Starting on the day of the tornado, and then for a week and a half straight, her friends consistently showed up to:

  • Pack items
  • Move living room furniture into the garage
  • Bring food 
  • Bring an ice chest
  • Pack clothes
  • Clean furniture 
  • Organize additional rooms (since Kippin and Annsley were living in the other half of the house post-tornado)
  • Clear the front yard
  • Ask, “What can I do?”

Annsley felt the weight of their self-sacrificial service. “I know that their life, you know, didn’t stop. They still had jobs to go to or things to take care of.” Thinking back on that time, she says the one word she’d use to describe her D-Group is “there.”

AN UNEXPECTED BLESSING

Much like in the early days of the pandemic, when quarantine prompted many folks to spend more time outdoors on walks and meet their neighbors for the first time, so it was with Annsley during this time. 

“Things just all worked out in a way that I couldn’t have orchestrated. And this isn’t something that, like, I would have planned at all for my life, but I got to know my neighbors better,” she says. “Like I know every one that lives in all of the houses. […] I feel like we all went through something together that I would have never met them or, you know, cared about what they were going through, unless this happened.”

POV ON COMMUNITY: A RELUCTANT ROLE REVERSAL  

For the entire year prior to the tornado, Annsley had welcomed her friends into her home for regular D-Group gatherings. “…I felt like it was a blessing to get to host them here and cook for them and serve them and become close with people.” (This was a far cry from two years ago, when she didn’t even want to be in a D-Group, let alone host and lead one, something she never expected to do.)

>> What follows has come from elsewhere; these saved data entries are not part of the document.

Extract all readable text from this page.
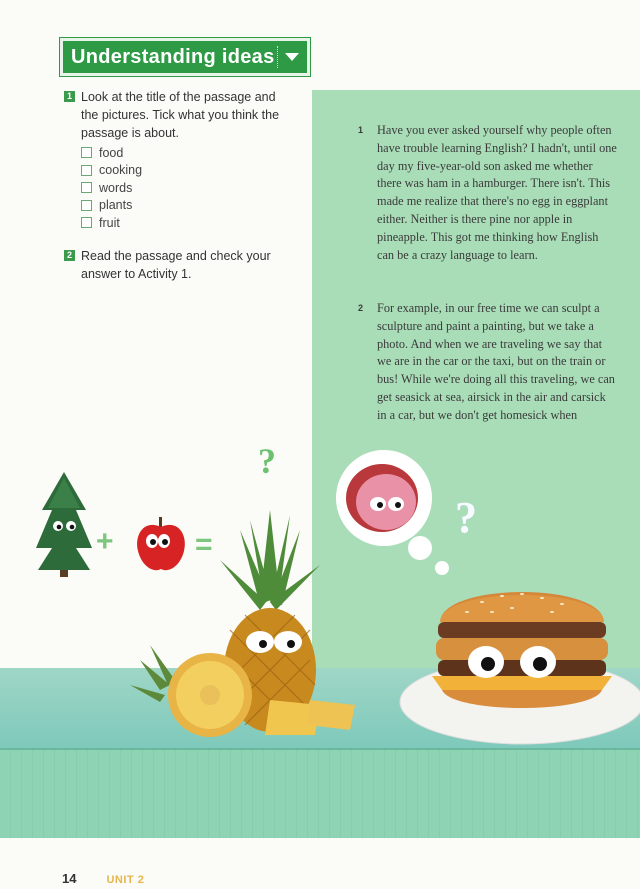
Understanding ideas
1 Look at the title of the passage and the pictures. Tick what you think the passage is about.
food
cooking
words
plants
fruit
2 Read the passage and check your answer to Activity 1.
1 Have you ever asked yourself why people often have trouble learning English? I hadn't, until one day my five-year-old son asked me whether there was ham in a hamburger. There isn't. This made me realize that there's no egg in eggplant either. Neither is there pine nor apple in pineapple. This got me thinking how English can be a crazy language to learn.
2 For example, in our free time we can sculpt a sculpture and paint a painting, but we take a photo. And when we are traveling we say that we are in the car or the taxi, but on the train or bus! While we're doing all this traveling, we can get seasick at sea, airsick in the air and carsick in a car, but we don't get homesick when
+	=
?
?
14	UNIT 2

So, Annsley said she certainly had a fun community of fellow believers in which she was regularly engaging, but it took this citywide natural disaster for her to feel its value in such a profound way. “I was used to taking care of them. I don’t really like to be taking care of myself. So it was a little like a role reversal and that I guess I needed to learn something, and I did.” She adds that it broke down her resistance to asking for help. “It’s okay for you to not always be the one taking care of other people.” Indeed, on the other side of a traumatic event, Annsley has realized that a D-Group serves as a built-in support system, ready to be mobilized whenever a member is in need. 

More than that, though, has been the realization that community is God’s design. “Any time you’re thinking, or I’ve thought, ‘I’m better off by myself,’ that has just been a lie from the devil,” she says. “[…] you might be able to be alone and things are going good, and you might be able to be self-sufficient on a normal day. But on one of the worst days of your year? […] if you don’t already have that network or community built up, then it might feel unbearable. And God doesn’t want us to be alone, He wants us to be in community.” 

Annsley’s word to the wise? Join a D-Group, “because you never know when a tornado might hit your house.”